I have to admit I have a soft spot for Australian Meteorites. That fondness stacked on top of my constant search for meteorites that are mineral type localities, and a separate love for meteorites that would qualify under the traditional definition of “antique”, makes Tenham a hat-trick type collection piece for me.
Tenham fell near Tenham Station, Queensland Australia in 1879. It was a nighttime fireball (somewhere around 2 to 3 A.M.) with several witnesses, but there is no exact date associated with the fall, just a that it was in the first quarter of the calendar year. With an impressive age of 144 years on earth, much of the writing on Tenham is itself vintage from the 30s through the 70s, full of terms mostly out of the vernacular today. The Aerolite shower produced a stone count of around 300, amounting to a total know weight of over 200 kilograms (as reported in Hellyer’s mass distribution study), 160 kilograms listed in the meteoritic bulletin. Many of recovered stones are described as complete or nearly so as recorded by Hellyer having used 250 Tenham meteorites as part of his study. Tenham was classified as a veined olivine-hypersthene chondrite, an L6 nowadays.
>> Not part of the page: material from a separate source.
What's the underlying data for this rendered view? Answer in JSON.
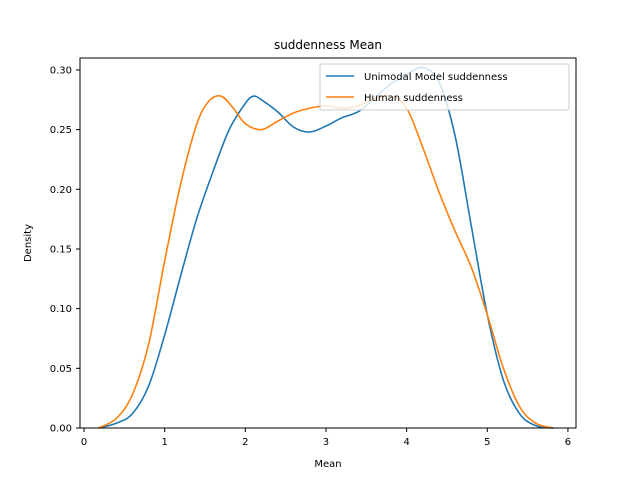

Tenham is a well-studied and referenced meteorite when it comes to shock related research. This is due to it sitting at the end of the shock scale, S6, (though a few studies put it at S5) along with the fact that the preponderance of the fall is curated in a few major institutions. So it is no surprise that the 4 new minerals found in the Tenham meteorite which get it a status as a major type locality collector piece are found within the shock veining. Shock veining is associated with high pressures and temperatures achieved as impact shock pressure passed through the parent body. In the case of Tenham that pressure was between 25 and 45 GPa, shock veining occurred due to shearing throughout the rock due to differential localized shock impedance characteristics (Langenhorst, 95).
The type locality minerals of the Tenham meteorite:
Akimotoite is a rarely seen member if the ilmenite group with a formula (Mg,Fe)SiO3. It was first discovered by N. Tomioka and K. Fujino in 1997, and published about in 1999 in American Mineralogist. It’s a polymorph of both pyroxene and bridgmanite (also with a type locality of Tenham). Since its formation environment precludes it from forming on the Earth’s surface its other representative examples are in meteorites like Zagami and Umbarger. Of note it is theorized that it is a significant constituent mineral of the Earth’s upper mantle 370-500 miles deep.
Bridgmanite is the (Mg,Fe)SiO3 magnesium end member of the Perovskitites group. It is theorized that this is the most prevalent mineral constituent on Earth’s mantle (making up 93% of the deep mantle), thus making it the most abundant mineral on Earth. Since it forms in the deep mantle (420 to 680 miles down) a terrestrial occurrence has yet to be found so meteorites and lab produced sources are all we have. Bridgmanite is a high pressure polymorph of enstatite. Though synthetic lab produced material was published about in the 1980s, following the rules of mineral naming however it wasn’t till it was found in natural form in Tenham in 2014 by Chi Ma and Oliver Tschauner, that it was formally allowed to be named.
Poirierite like bridgmanite was theorized to exist long before it was found, some 40 years ago by its namesake Jean-Paul Poirier. Poirier’s extensive research focused on the Earth’s mantle and core. This high pressure polymorph of olivine with a formula of Mg2SiO4 wasn’t describe from a natural occurrence till 2021.
The final type locality mineral in Tenham might be the most well-known among meteorite collectors, ringwoodite. This is the oldest first ever mineral found in Tenham with an official naming in 1969. Like Poirierite it too was named in honor of the scientist who theorized its existence, Alfred Ringwood, who happened to be a predominant Austrailian geologist and geochemist. It is a high pressure polymorph of the fosterite end member of olivine, but has a spinel structure. It is also a polymorph of Poirierite and Wadsleyite. What helps ringwoodite stand apart from most other minerals found in meteorites is, being a spinel, although it can be grey to colorless, it can also be quite colorful as bright blue to purple grains.
Tenham is a meteorite that has been critical to helping us better understand the composition of the depths of our planet. By allowing us access to naturally occurring mineral samples exposed to the pressures and temperatures similar to mantle of our own planet we would otherwise be unable to access. Tenham sat on my wish list for quite a long time. I avoided the pressures to get just a small bit and move along in my collecting. I wanted a nice crusted piece that showed off how well it has held up over nearly a century and a half, and I definitely wanted to have nice shock veining. With a little help from Roberto Vargas while he was at the Denver Show I was put on to the nice 26-gram piece that met all my requirements.
Till the next type locality- Mike